Pakistan piled up an impressive 4-338 after being put in to bat and India’s much-vaunted top order of Rohit Sharma, Shikhar Dhawan and Kohli were blown away by an inspired opening burst by Pakistan fast bowler Mohammad Amir.

“Early wickets are never good, especially in a chase,” Kohli said.

Kohli and teammates attend the award ceremony after the loss. Photo: Kirsty Wigglesworth / AP

“Then we kept losing wickets. One big partnership would have been the key to set it up nicely, but as I said, credit to the opposition.”
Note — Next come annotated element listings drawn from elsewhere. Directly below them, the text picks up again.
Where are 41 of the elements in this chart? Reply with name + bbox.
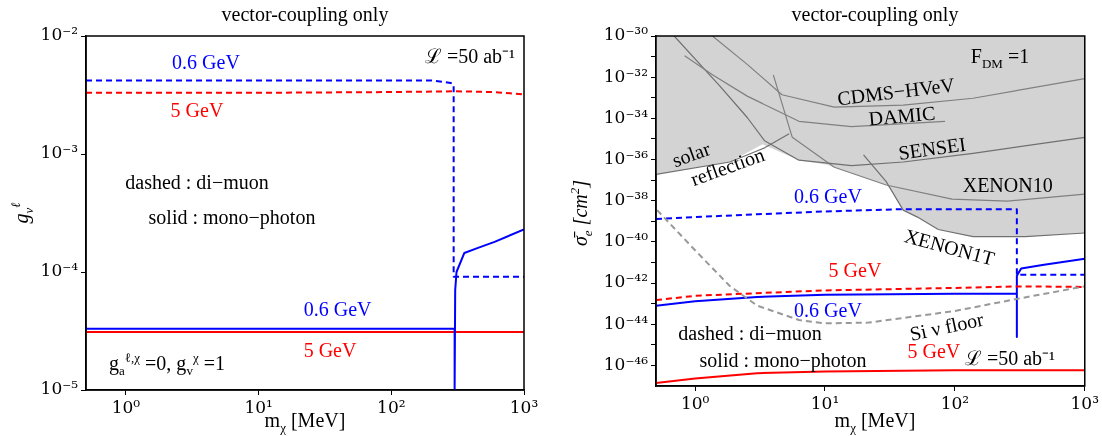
x-tick-label: 10³ [509, 396, 539, 417]
annotation: dashed : di−muon [125, 171, 269, 193]
annotation: solid : mono−photon [699, 349, 867, 371]
x-tick-label: 10² [940, 392, 970, 413]
y-tick-label: 10⁻³⁸ [603, 189, 649, 210]
y-tick-label: 10⁻⁴⁴ [603, 312, 649, 333]
y-tick-label: 10⁻⁴ [40, 260, 79, 281]
y-tick-label: 10⁻² [40, 24, 78, 45]
annotation: g$_{a}$$^{ℓ,χ}$ =0, g$_{v}$$^{χ}$ =1 [109, 350, 225, 378]
series-label: 0.6 GeV [794, 184, 863, 207]
series-label: DAMIC [867, 101, 937, 130]
series-label: 0.6 GeV [303, 298, 373, 321]
y-tick-label: 10⁻⁵ [40, 378, 79, 399]
series-label: 0.6 GeV [794, 299, 863, 322]
chart-title: vector-coupling only [221, 3, 389, 25]
text: solar reflection [668, 137, 768, 190]
text: Si ν floor [907, 307, 986, 345]
y-tick-label: 10⁻⁴⁶ [603, 353, 649, 374]
annotation: solid : mono−photon [148, 206, 316, 228]
y-tick-label: 10⁻⁴⁰ [603, 230, 649, 251]
annotation: ℒ =50 ab⁻¹ [424, 45, 516, 67]
series-label: 5 GeV [170, 99, 224, 122]
text: SENSEI [896, 132, 968, 164]
y-tick-label: 10⁻³⁰ [603, 24, 649, 45]
x-tick-label: 10³ [1070, 392, 1099, 413]
annotation: dashed : di−muon [678, 322, 822, 344]
x-tick-label: 10⁰ [680, 392, 710, 413]
x-tick-label: 10⁰ [111, 396, 141, 417]
x-tick-label: 10² [377, 396, 406, 417]
series-label: 5 GeV [303, 339, 357, 362]
series-label: 5 GeV [828, 258, 882, 281]
chart-title: vector-coupling only [791, 3, 959, 25]
y-tick-label: 10⁻³⁶ [603, 147, 649, 168]
y-tick-label: 10⁻⁴² [603, 271, 648, 292]
series-label: 0.6 GeV [172, 50, 241, 73]
series-label: XENON10 [962, 174, 1053, 197]
annotation: ℒ =50 ab⁻¹ [964, 347, 1056, 369]
y-tick-label: 10⁻³ [40, 142, 78, 163]
annotation: F$_{DM}$ =1 [970, 45, 1030, 71]
y-tick-label: 10⁻³² [603, 65, 648, 86]
y-tick-label: 10⁻³⁴ [603, 106, 649, 127]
Hardik Pandya smashed 76 off 43 balls, including six huge sixes, to give India hope of a dramatic revival but he was run out following a mix-up with Ravindra Jadeja and left the arena shaking his head in an obvious state of frustration.

“He’s fine,” Kohli said.

“He felt he was in the zone today and he could have done something really special and that’s why the disappointment came out. That’s part of playing international sport.”

Kohli’s dismissal for five following a golden run in the tournament prompted gloom among the India supporters.

“It’s always a bad feeling when you get out or the batting doesn’t work collectively and everyone feels bad about not having contributed to the team in any way,” he said.

“You learn with every cricket game that you play.

“It’s the final so it looks magnified to everyone, but we have won before, we have lost before, and we have always learnt things from all those games.”